As we near the end of a major step in students’ formal educational “career,” the prevalence of senioritis expands. Students begin to confess their struggles with senioritis to teachers (perhaps trying to weasel out a few extra points for effort?). Teachers have far more to say, often judgmental, punctuated with head shakes (and even something that feels a lot like “tsk, tsk,” even if it doesn’t sound like it), about the erosion in academic effort that sets in senior year and accelerates in the Spring. But that reaction may be too harsh.
Senioritis does not prove intellectual sloth among America’s youth. It may, for instance, reflect a conclusion that many things students have been taught have not been worth learning and retaining as they move forward. Of course, it does not rule sloth out, either. However, in an important way, senioritis is a disease of the system, not just one of students morphing into slackers. That recognition, plus a random reminder of the old slogan–“Orange Juice: It’s not just for breakfast anymore,” produced my title for this article.
In fact, seniors are rationally responding to sharply rising marginal costs and falling marginal benefits of academic effort caused by substantial shifts in their educational, employment, and social circumstances. And their responses look very much like everyone else’s when exposed to similar incentive changes.
For those advancing to further education, senioritis incentives arise in a major way because the application and acceptance process to the next level of education takes place well before graduation.
During that process, standardized test preparation absorbs time and energy from alternative pursuits.
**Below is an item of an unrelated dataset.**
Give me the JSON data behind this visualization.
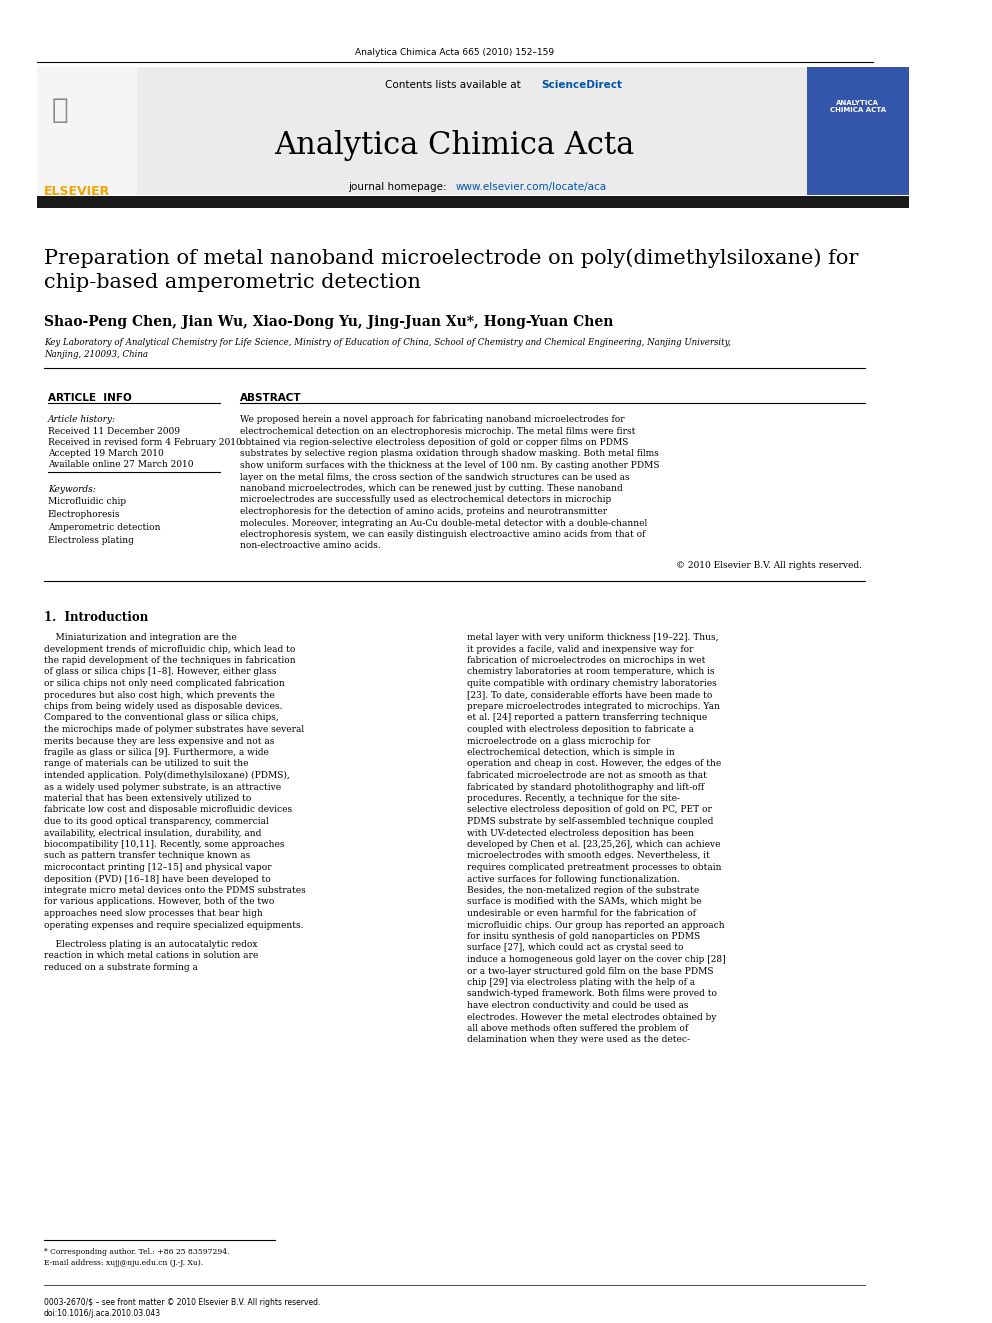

Then, applications have to be prepared, essays to stand out to schools written, departments and financial aid administrators had to be written, etc. Afterward, learning more no longer improves their chances to make it to the next step on their desired path.
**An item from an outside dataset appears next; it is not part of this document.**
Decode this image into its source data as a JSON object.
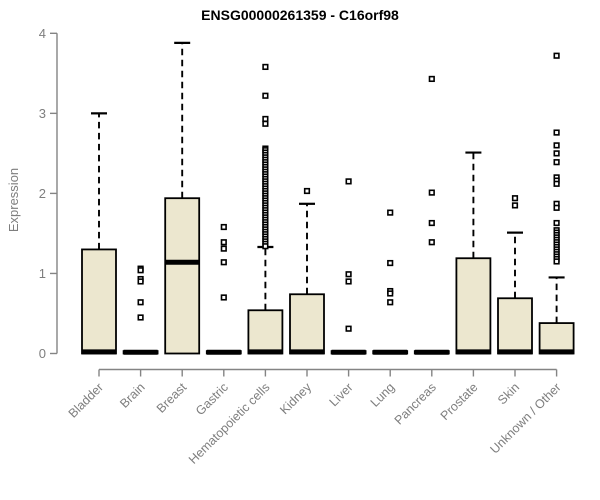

Recommendation letters, written long before “Pomp and Circumstance” plays for a throng in caps and gowns, involve similar timing problems. Teachers’ good impressions are largely important only until then, because they very seldom write “I take it back” letters if a student’s performance declines after their accolades have been registered.
Once acceptance and financial aid commitments, which so strongly influenced academic efforts before, are secured, class performance becomes far less important. This problem is severe enough that some schools mandate last-term capstone courses and many universities now condition acceptances and scholarship offers on last-term grades, in response.
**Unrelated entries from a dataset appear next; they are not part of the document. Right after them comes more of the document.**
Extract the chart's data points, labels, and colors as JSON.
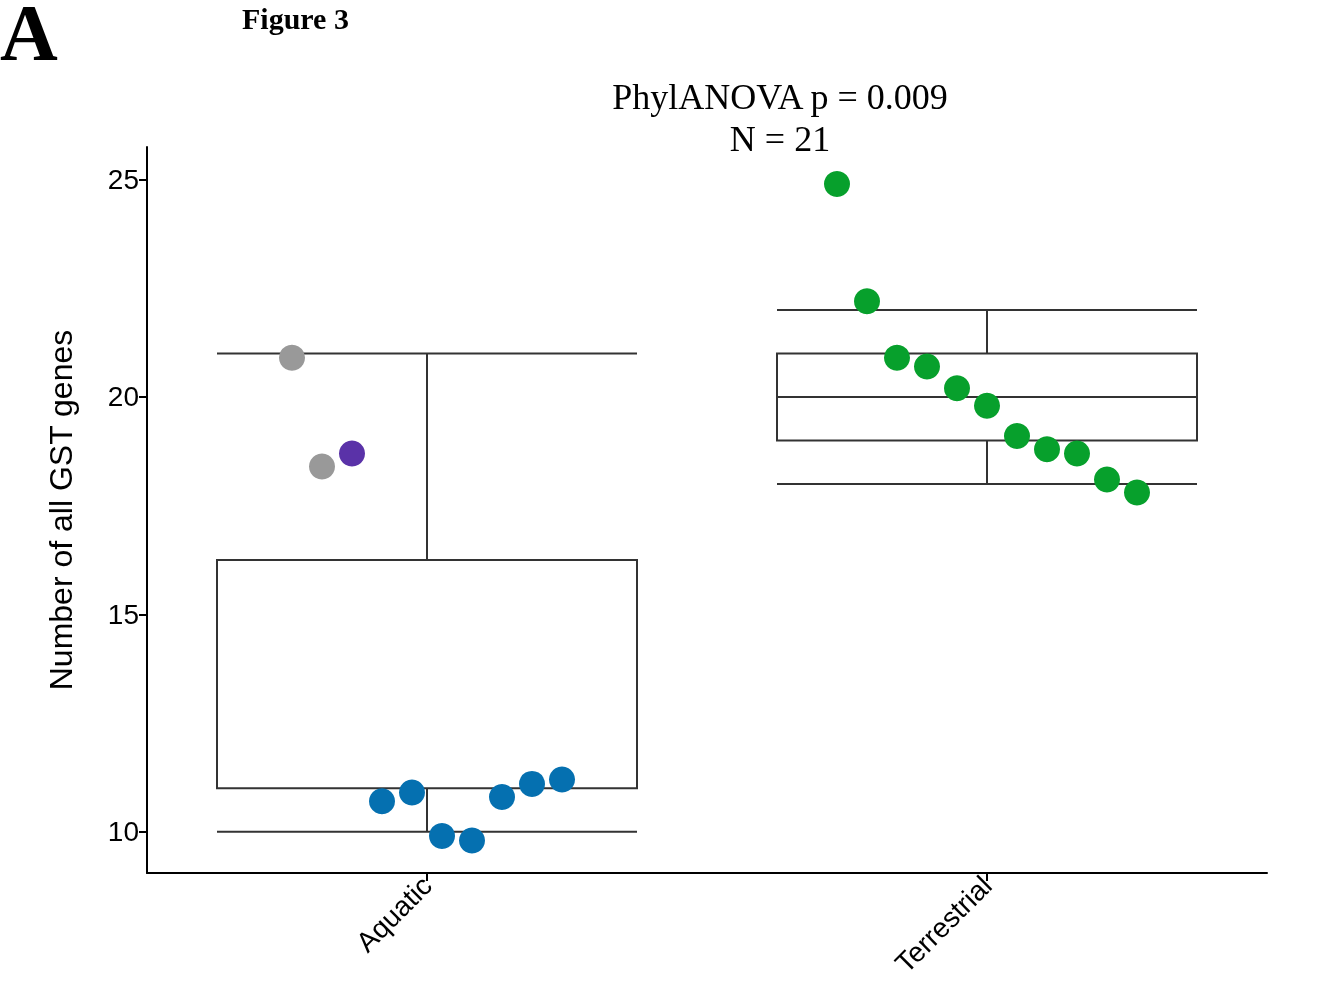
{
  "chart_data": {
    "type": "box",
    "title": "PhylANOVA p = 0.009",
    "subtitle": "N = 21",
    "ylabel": "Number of all GST genes",
    "annotations": [
      "A",
      "Figure 3"
    ],
    "categories": [
      "Aquatic",
      "Terrestrial"
    ],
    "boxes": [
      {
        "low": 10,
        "q1": 11,
        "median": 11,
        "q3": 16.25,
        "high": 21
      },
      {
        "low": 18,
        "q1": 19,
        "median": 20,
        "q3": 21,
        "high": 22
      }
    ],
    "ylim": [
      9.05,
      25.75
    ],
    "yticks": [
      10,
      15,
      20,
      25
    ],
    "marker": "circle",
    "series": [
      {
        "type": "scatter",
        "color": "#999999",
        "x": [
          "Aquatic",
          "Aquatic"
        ],
        "values": [
          20.9,
          18.4
        ]
      },
      {
        "type": "scatter",
        "color": "#5a32a8",
        "x": [
          "Aquatic"
        ],
        "values": [
          18.7
        ]
      },
      {
        "type": "scatter",
        "color": "#0570b0",
        "x": [
          "Aquatic",
          "Aquatic",
          "Aquatic",
          "Aquatic",
          "Aquatic",
          "Aquatic",
          "Aquatic"
        ],
        "values": [
          10.7,
          10.9,
          9.9,
          9.8,
          10.8,
          11.1,
          11.2
        ]
      },
      {
        "type": "scatter",
        "color": "#07a02c",
        "x": [
          "Terrestrial",
          "Terrestrial",
          "Terrestrial",
          "Terrestrial",
          "Terrestrial",
          "Terrestrial",
          "Terrestrial",
          "Terrestrial",
          "Terrestrial",
          "Terrestrial",
          "Terrestrial"
        ],
        "values": [
          24.9,
          22.2,
          20.9,
          20.7,
          20.2,
          19.8,
          19.1,
          18.8,
          18.7,
          18.1,
          17.8
        ]
      }
    ]
  }
}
Similar incentives confront seniors choosing employment. Searching for jobs, including filling out applications, running down recommenders and recommendations, going through interviews (though much more likely to take place on Zoom than in the past), etc., take away from time and energy for studying. Once a job is lined up or has already begun, benefits from continued academic effort can fall precipitously.
The time leading up to graduation also involves dramatic social adjustments that siphon attention away from education.
Many students will move shortly after (or even the day of) graduation. Preparing for moves, not to mention the difficulties of saying goodbyes and/or pledging eternal friendships, siphons more attention and energy from academics.
Students also face serious decisions about their futures. Both breaking off relationships and making wedding plans are more than a little distracting. There are ceremonies and celebrations to attend. There are graduation parties to plan and recover from. Confrontations or accommodations with parents may have to be faced and worked out. And every change takes thought and energy, which raises the cost of doing school work.
As they near graduation, students are also prisoners of their academic reputations. Those with good reputations find it a good time to “coast” on them, because they don’t need to worry about future repercussions from teachers. Those with poor reputations find the cost of overcoming them too high for just one last term (if they thought the benefits exceeded the costs in the last term, justifying the effort, it would have been even truer earlier on). Performances suffer, as students focus instead on how to “play the game” at the next level.
If we recognize the incentive changes that trigger senioritis, we will also recognize why it is largely beyond the power of parental “encouragement” or the latest education reform. Further, we will be less judgmental of those approaching graduation, which only erodes our relationships with them.
Senioritis is a rational response to the end-of-period problems students face when future consequences that normally condition, if not virtually dictate, their incentives, are eroded. In fact, they remind us of just how important anticipated future effects are to virtually everyone’s incentives and behavior. And they will face similar problems again.
Changing future consequences are why we all face temptations to work less hard as we approach retirement, why we trust sellers we have history and a likely future relationship with more than others, why we often treat our significant others worse when we break up and why “little old ladies” are so hard to intimidate, among other examples. We need to recognize the power of such incentives. If we did that, we might find that the most appropriate ending for “When I was your age” communications with our graduating children or grandchildren may be “I had senioritis too (though not as badly, of course).”